En esa ficción, que formaba parte de un libro llamado El jardín de senderos que se bifurcan, de 1941, aparece un relato de nombre singular, en el cual puede leerse: “El mundo que habitamos es un error, una incompetente parodia; la paternidad y los espejos son abominables, porque lo multiplican y afirman”.
Hay situaciones que con lamentable reiteración pueden arrastrarnos a la cuasi certeza de la veracidad de esa imaginación –¿visión?– de un señor crecientemente ciego.
Al recibir en la cabeza –o vaya a saber dónde– el mazazo de la noticia de la muerte de Horacio González, de ese extraordinario pensador nacional, de ese tipo querible, agudo, claro y clarificador incluso en sus textos menos luminosos –que escasean, por cierto, en su obra–, me explotó el inicio de aquella frase con la que el viejo Borges recrea con finura al no tan viejo Platón: el mundo que habitamos es un error.
Un error.
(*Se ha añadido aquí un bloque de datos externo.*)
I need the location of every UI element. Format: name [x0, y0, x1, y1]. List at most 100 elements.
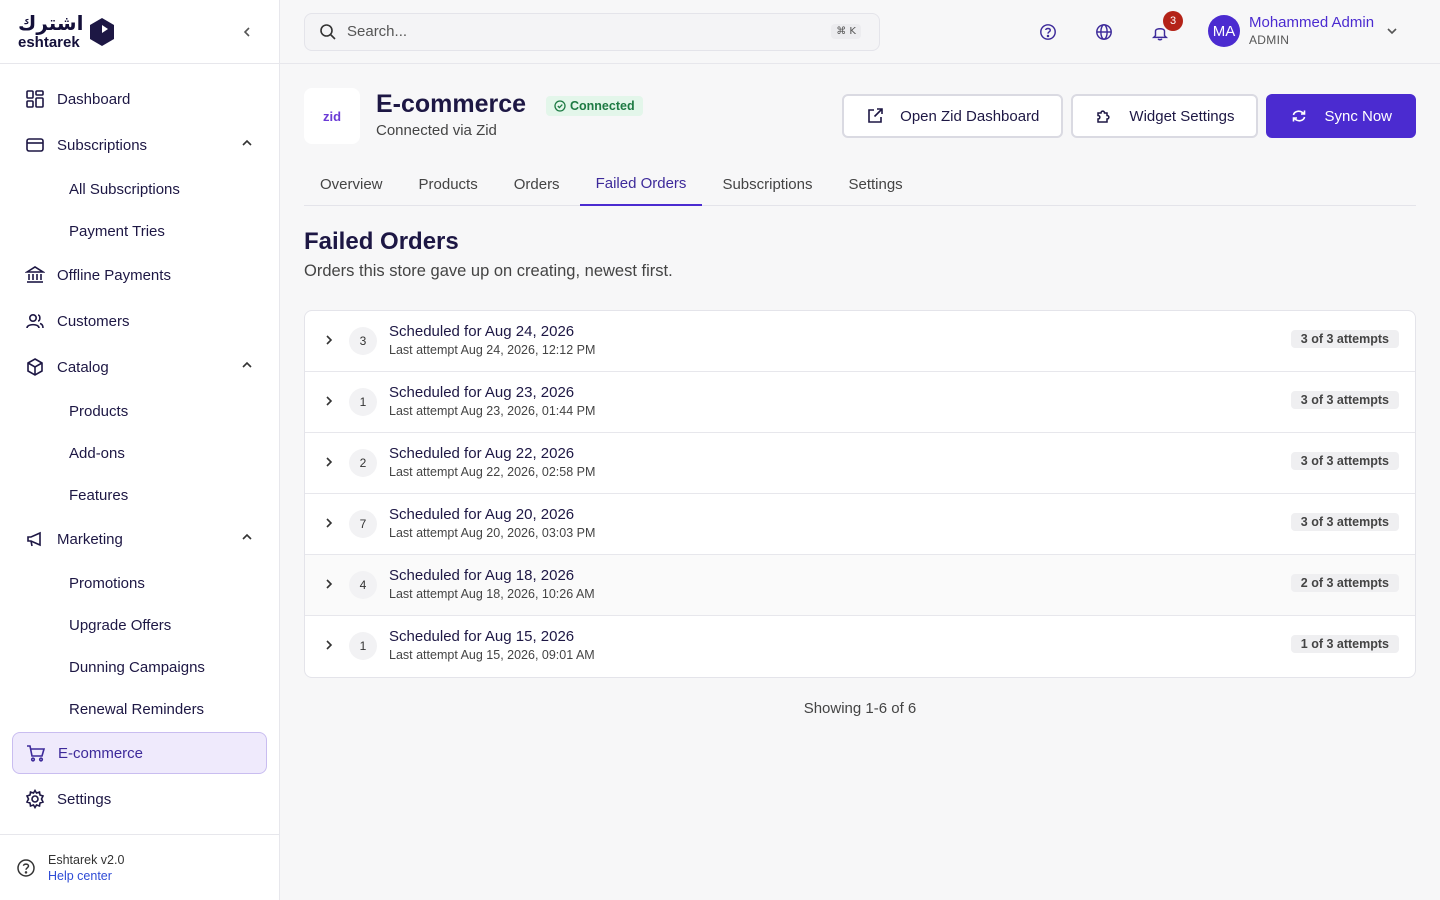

Como las construcciones ideales que lo explican, los símbolos, las palabras, las creencias, las consignas, los colores, los argumentos chotos que el poder pone en las bocas y en los vacuos cerebros de sus voceros para distraernos, y muchos de los sueños con que se pretende hacernos creer –otra vez, platónicamente– que son o pueden ser ciertos los disparates más estúpidos y los más canallescos. Y sobre todo es una exasperante parodia, por las espantosas idioteces que semianalfabetos rentados discuten en su media lengua por la tele o escriben –muy mal, la mayoría– en las páginas de algún gran diario argentino o en alguna tribuna de doctrina.Y finalmente, es un error y una incompetente parodia, porque todo lo que ellos condenan es falso o irrelevante, porque lo bueno que se predica no es tal, y porque una inteligencia destartalada, estúpida y malévola se mueve en esta tierra, haciendo como que es una inteligencia, haciendo como que habla y escupiendo oquedades, mientras Horacio González ya no respira más y entre nosotros no hay más su cálido estar, ni su inteligente decir, ni su gran condición humana. Así de simple, así de cierto.